The rate of surplus value (s/v) is assumed to be constant across time and industries, as well as that the competitive forces of markets will lead to the replacement of labor with machinery (c). So for any production process c becomes larger with time, thereby decreasing the ratio of s to c+v, thus reducing the rate of profit. This means that, regardless of the efforts of capitalists, the rate of profit inevitably falls; to which their response would be to lower wages, eventually leading to revolution and a communist society.

That's the theory, anyway, but if you look a little closer you see some major inconsistencies. For one thing, there's no reason in practice that a rise in c couldn't result in an increase in s/v so that the rate of profit doesn't fall over time.

Another is what's called the "transformation problem", which arises from the fact that it's the rate of profit rather than the rate of surplus that motivates capitalists: if labor is the only source of surplus value and rates surplus value are constant across industries, industries with a higher than average ratio of labor to capital should have a higher rate of profit. But in a competitive capitalist economy, this can't apply in equilibrium since lower rates of profit in capital-intensive industries should lead to companies moving out of them and into labor intensive ones in order to maximize their rate of profit. His solution was to assume that capitalism is a "joint enterprise", such that capitalists earned profits proportional to their investments regardless of what industry they invested in. However, he never explained why perhaps the most competitive social system ever developed should wind up behaving so cooperatively, with capitalists sharing a uniform amount of profit.

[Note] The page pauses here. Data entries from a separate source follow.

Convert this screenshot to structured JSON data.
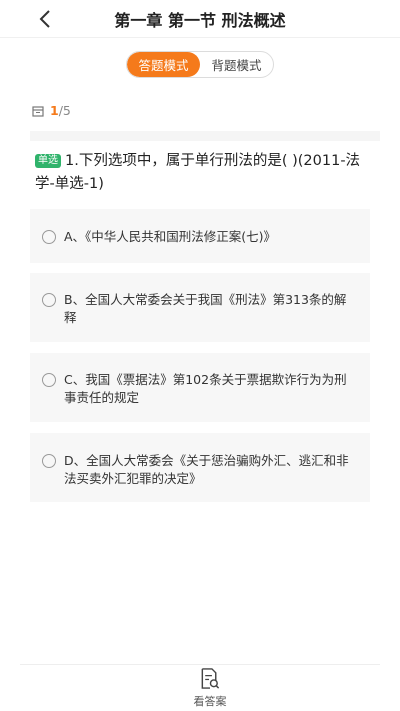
{
  "header": {
    "title": "第一章 第一节 刑法概述",
    "back_icon": "chevron-left-icon"
  },
  "mode_toggle": {
    "answer_mode_label": "答题模式",
    "recite_mode_label": "背题模式",
    "selected": "答题模式"
  },
  "progress": {
    "current": "1",
    "total": "/5",
    "icon": "calendar-icon"
  },
  "question": {
    "type_badge": "单选",
    "text": "1.下列选项中，属于单行刑法的是(      )(2011-法学-单选-1)"
  },
  "options": [
    {
      "label": "A、《中华人民共和国刑法修正案(七)》"
    },
    {
      "label": "B、全国人大常委会关于我国《刑法》第313条的解释"
    },
    {
      "label": "C、我国《票据法》第102条关于票据欺诈行为为刑事责任的规定"
    },
    {
      "label": "D、全国人大常委会《关于惩治骗购外汇、逃汇和非法买卖外汇犯罪的决定》"
    }
  ],
  "bottom_bar": {
    "view_answer_label": "看答案",
    "view_answer_icon": "document-search-icon"
  },
  "colors": {
    "accent": "#f57a1b",
    "badge_green": "#2fb36b",
    "option_bg": "#f7f7f7"
  }
}
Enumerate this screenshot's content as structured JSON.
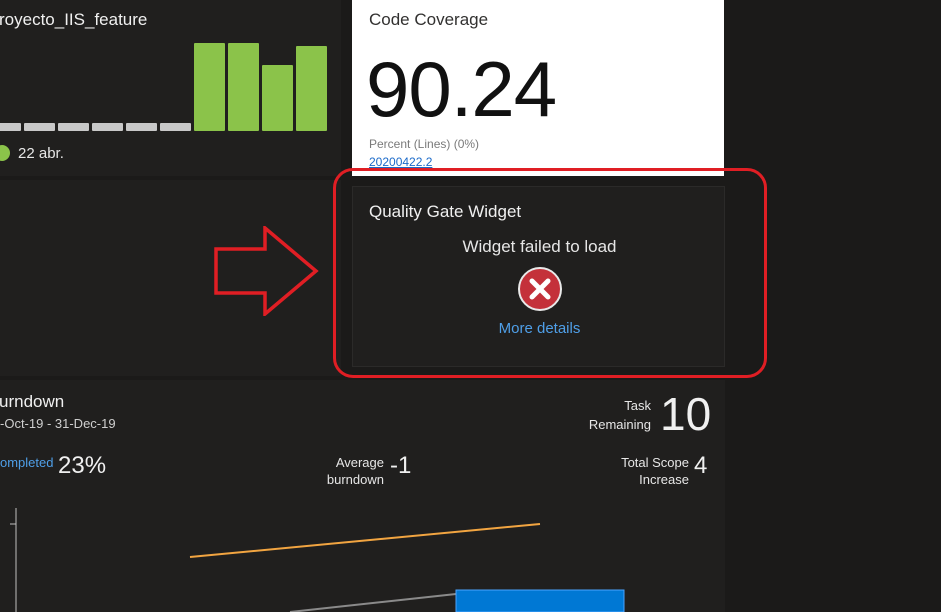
{
  "build": {
    "title": "royecto_IIS_feature",
    "date_label": "22 abr.",
    "bars": [
      {
        "status": "gray"
      },
      {
        "status": "gray"
      },
      {
        "status": "gray"
      },
      {
        "status": "gray"
      },
      {
        "status": "gray"
      },
      {
        "status": "gray"
      },
      {
        "status": "pass",
        "level": 0.97
      },
      {
        "status": "pass",
        "level": 0.97
      },
      {
        "status": "pass",
        "level": 0.72
      },
      {
        "status": "pass",
        "level": 0.93
      }
    ],
    "colors": {
      "pass": "#8bc34a",
      "neutral": "#c8c8c8"
    }
  },
  "coverage": {
    "title": "Code Coverage",
    "value": "90.24",
    "subtitle": "Percent (Lines) (0%)",
    "build_link": "20200422.2"
  },
  "quality_gate": {
    "title": "Quality Gate Widget",
    "message": "Widget failed to load",
    "error_icon": "error-x-icon",
    "details_link": "More details",
    "highlight_color": "#e01e24"
  },
  "burndown": {
    "title": "urndown",
    "date_range": "-Oct-19 - 31-Dec-19",
    "completed_label": "ompleted",
    "completed_value": "23%",
    "average_label_1": "Average",
    "average_label_2": "burndown",
    "average_value": "-1",
    "task_label_1": "Task",
    "task_label_2": "Remaining",
    "task_value": "10",
    "scope_label_1": "Total Scope",
    "scope_label_2": "Increase",
    "scope_value": "4",
    "colors": {
      "scope_line": "#f2a541",
      "bar": "#0078d4",
      "link": "#4f9fe8"
    }
  }
}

There's also the fact that all non-labor inputs have to have been produced at some time in the past: even raw materials have been extracted using a combination direct labor as well as commodity inputs, and those inputs also reduce to a combination of direct labor and commodity inputs. You can do this indefinitely, but no matter how far back you go you can never eliminate commodities entirely, except maybe if you allow for the possibility of magic. Therefore, if value is in some sense the essence of a commodity, it can't be derived from labor alone. Both labor and commodities are the source of value.

So even though it's used as an attack on capitalism as well as a prediction of its downfall, it fails to even provide a coherent model of capitalism, much less any reason why it will inevitably fail and be replaced by communism. What's so bad about the labor theory of value is that it's a failure, basically.